THE BAY OF RIO DE JANEIRO.

Vol. II. To face p. 112.

The magnificent but somewhat incoherent land as is Brazil to-day, offered at the time of its discovery few attractions to the sovereigns of a Mother Country into whose coffers the wealth of Africa and of India flowed. Its poor and barbarous tribes had no stores of gold ready to the hand of the Conquistador; there was no civilized empire with a polity and architecture and organized social life, with armies to protect it, such as Mexico and Peru offered, and consequently neither glory nor riches urged the European discoverer or invader to tempt its hinterland and people its valleys and seaboard. For thirty years the Portuguese sovereigns paid little heed to this newly acquired dominion, except that they fought off the encroaching Spaniard and the adventurers of France, who would have entered or traded with it.

Twenty years before the Conquest of Mexico it was that the first explorer sailed the Brazilian coast—and only eight years after Columbus had sighted the American mainland—that the Spaniard, Vicente Yañez Pinzon, a companion of Columbus, with whom sailed Amerigo Vespucci—who gave his name to America—sighted the shore of what is now Brazil, near Cape San Augustine, reconnoitring the mouth of the Amazon and coasting along to the Orinoco. He took away some gems from the Indians, some drugs and a load of dye-wood.

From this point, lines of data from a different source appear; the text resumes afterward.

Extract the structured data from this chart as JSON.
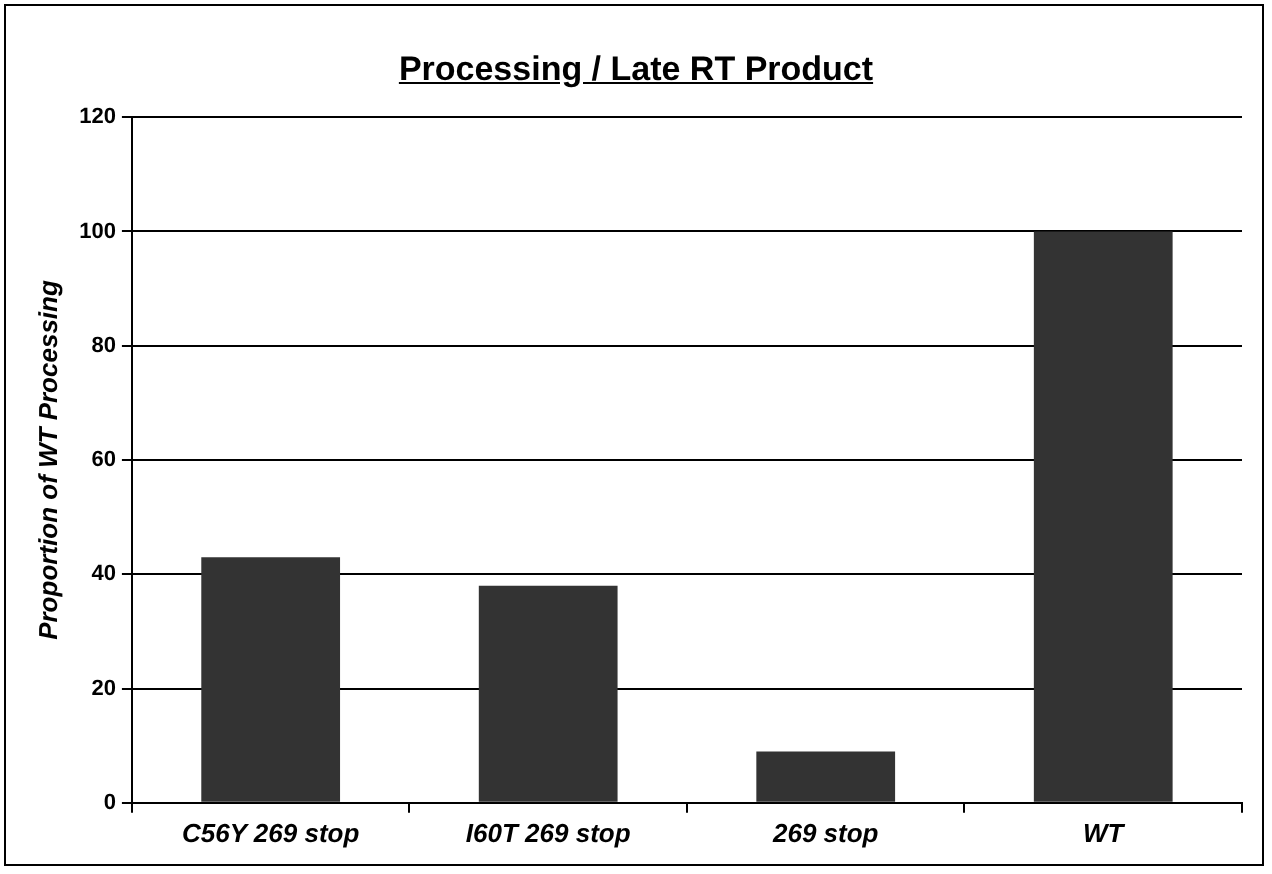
{
  "chart_data": {
    "type": "bar",
    "title": "Processing / Late RT Product",
    "ylabel": "Proportion of WT Processing",
    "categories": [
      "C56Y 269 stop",
      "I60T 269 stop",
      "269 stop",
      "WT"
    ],
    "values": [
      43,
      38,
      9,
      100
    ],
    "color": "#333333",
    "ylim": [
      0,
      120
    ],
    "yticks": [
      0,
      20,
      40,
      60,
      80,
      100,
      120
    ],
    "grid": "y",
    "legend": false
  }
}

From this later commodity of the dye-wood, the great dominion of Brazil took its name. "Brazil" was originally a legendary island in the Atlantic, which long retained its imaginary position in the lore of the forecastle and upon the ancient charts, and from this circumstance the name came to be bestowed upon that enormous part of South America which produced the red dye-woods similar to those which bore the name of Brazil in the Middle Ages.

A few months after the keel of Pinzon had furrowed these unknown seas, another explorer, Cabral, close upon Easter in 1499 (O.S.), following the course of Vasco de Gama to the east, was drifted by an adverse gale so far from his proper track that he reached this same coast, and, anchoring in Porto Seguro, erected an altar there, celebrated Mass, set up a stone cross and took possession of the country for the King of Portugal. He, like Columbus, thought he had reached India, and sent a vessel to Lisbon with the news.

Let us turn for a space to examine the great land thus brought to knowledge by these early voyagers.

To-day, the traveller in Brazil will soon be impressed by the immensity of its spaces, will remark how broad are these wide tablelands, how interminable the serras and mountain ranges, how boundless the forests. The territory of this great land is fifteen times that of France. It is larger than the United States (without Alaska); it is over 2,600 miles long upon the Atlantic, and 2,700 miles wide from its coast to where, across the heart of the continent, it touches the frontier of Peru. Its boundaries touch those of every South American nation except Chile. Persistent trespassers were the Portuguese in the early Colonial period, and their land-hunger carried them beyond those boundaries which the Pope, as we have seen in a former chapter, fixed between Portugal and Spain.